Нюра неожиданно встала, сжимая в руках корзинку, и медленно попятилась со странным, как будто извиняющимся видом.

— Ты куда это? — Колька тоже привстал, уже догадываясь о ее намерениях.

— Сядь немедленно, или я закричу, — пригрозила она, продолжая отступать спиной в кусты.

— Корзинку отдай! — злобно процедил Колька, мысленно ругая себя за беспечность. Вот ведь хитрюга! Все верно рассчитала: если Колька бросится отбирать оберег, она криками привлечет «артельных», и тогда встречи с бабой Дусей вряд ли удастся избежать. А там не то что рук — и головы можно лишиться. А если он позовет на помощь «землекопов», среди которых, кажется, был и его отец, то кто знает, чем тогда все закончится? Может завязаться драка, а стоит ли этот оберег большого кровопролития? Пусть забирает, черт с ней! Но интересно, зачем он ей так понадобился? Старухе она его точно не отдаст — смысл было все это устраивать, если он и так его в терем нес. «Наверное, Нюрка, и правда, боится свою бабку и верит, что челюсть щуки ее защитит», — решил Колька, не подозревая о том, что на талисман из царь-рыбы у Нюрки имелись совсем другие планы.
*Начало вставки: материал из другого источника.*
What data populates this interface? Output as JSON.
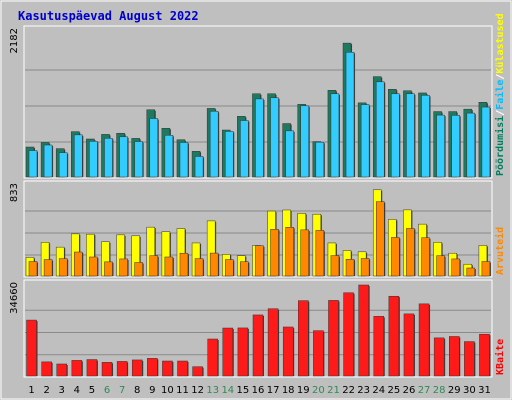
{
  "chart_data": {
    "title": "Kasutuspäevad August 2022",
    "type": "bar",
    "categories": [
      "1",
      "2",
      "3",
      "4",
      "5",
      "6",
      "7",
      "8",
      "9",
      "10",
      "11",
      "12",
      "13",
      "14",
      "15",
      "16",
      "17",
      "18",
      "19",
      "20",
      "21",
      "22",
      "23",
      "24",
      "25",
      "26",
      "27",
      "28",
      "29",
      "30",
      "31"
    ],
    "weekend_days": [
      "6",
      "7",
      "13",
      "14",
      "20",
      "21",
      "27",
      "28"
    ],
    "panels": [
      {
        "id": "top",
        "ymax": 2182,
        "ymax_label": "2182",
        "legend": [
          {
            "text": "Pöördumisi",
            "color": "#007f5f"
          },
          {
            "text": "/",
            "color": "#ffffff"
          },
          {
            "text": "Faile",
            "color": "#00bfff"
          },
          {
            "text": "/",
            "color": "#ffffff"
          },
          {
            "text": "Külastused",
            "color": "#ffff00"
          }
        ],
        "series": [
          {
            "name": "Pöördumisi",
            "color": "#1e7a5f",
            "values": [
              448,
              516,
              424,
              678,
              568,
              637,
              654,
              577,
              1005,
              728,
              557,
              384,
              1025,
              702,
              907,
              1244,
              1244,
              799,
              1086,
              530,
              1296,
              2001,
              1108,
              1500,
              1311,
              1289,
              1256,
              978,
              978,
              1014,
              1117
            ]
          },
          {
            "name": "Faile",
            "color": "#33ccff",
            "values": [
              395,
              478,
              364,
              630,
              533,
              578,
              601,
              530,
              874,
              623,
              516,
              307,
              982,
              681,
              844,
              1167,
              1184,
              690,
              1064,
              520,
              1244,
              1864,
              1082,
              1423,
              1244,
              1245,
              1220,
              925,
              921,
              955,
              1045
            ]
          }
        ],
        "gridlines": 4
      },
      {
        "id": "middle",
        "ymax": 833,
        "ymax_label": "833",
        "legend": [
          {
            "text": "Arvuteid",
            "color": "#ff8800"
          }
        ],
        "series": [
          {
            "name": "Külastused",
            "color": "#ffff00",
            "values": [
              172,
              312,
              267,
              390,
              387,
              317,
              381,
              372,
              452,
              410,
              439,
              306,
              510,
              200,
              188,
              282,
              601,
              611,
              580,
              572,
              306,
              236,
              224,
              798,
              524,
              612,
              480,
              312,
              211,
              109,
              283
            ]
          },
          {
            "name": "Arvuteid",
            "color": "#ff8800",
            "values": [
              134,
              152,
              161,
              222,
              176,
              131,
              158,
              125,
              188,
              176,
              211,
              161,
              212,
              152,
              132,
              280,
              432,
              451,
              427,
              422,
              189,
              155,
              162,
              688,
              357,
              440,
              354,
              188,
              158,
              74,
              134
            ]
          }
        ],
        "gridlines": 4
      },
      {
        "id": "bottom",
        "ymax": 34660,
        "ymax_label": "34660",
        "legend": [
          {
            "text": "KBaite",
            "color": "#ff0000"
          }
        ],
        "series": [
          {
            "name": "KBaite",
            "color": "#ff1a1a",
            "values": [
              21300,
              5380,
              4580,
              5950,
              6270,
              5200,
              5550,
              6120,
              6720,
              5710,
              5710,
              3540,
              14090,
              18270,
              18310,
              23260,
              25620,
              18670,
              28710,
              17260,
              28800,
              31700,
              34660,
              22730,
              30380,
              23660,
              27480,
              14520,
              15050,
              13120,
              15920
            ]
          }
        ],
        "gridlines": 4
      }
    ]
  }
}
Хотелось разрыдаться от досады, но Колька с детства знал, что слезами горю не поможешь. Поразмыслив, как быть дальше, он решил не двигаться с места до вечера, а потом под прикрытием сумерек добраться до дома Звонаря и попроситься к нему на ночлег. Тяжело было думать о том, каково будет матери, когда она узнает, что ее сын не был у Двузубовой, и к ночи она не дождется его возвращения домой. Может быть, Колька найдет способ дать ей знать о том, что он жив и здоров. А ранним утром следующего дня отправится на поиски Лешки — и пускай без оберега ему, скорее всего, грозит гибель, это все же лучше, чем отсиживаться, как заяц, в укромном месте и бояться, что однажды «помощнички» Двузубовой вытащат его оттуда. «Наверное, старуха совсем сошла с ума! Хочет меня рук лишить из-за какого-то дара! Может, она думает, что я — могущественный чародей, способный разрушить ее колдовскую силу?» — думал Колька, абсолютно уверенный в отсутствии у него каких-то особых способностей.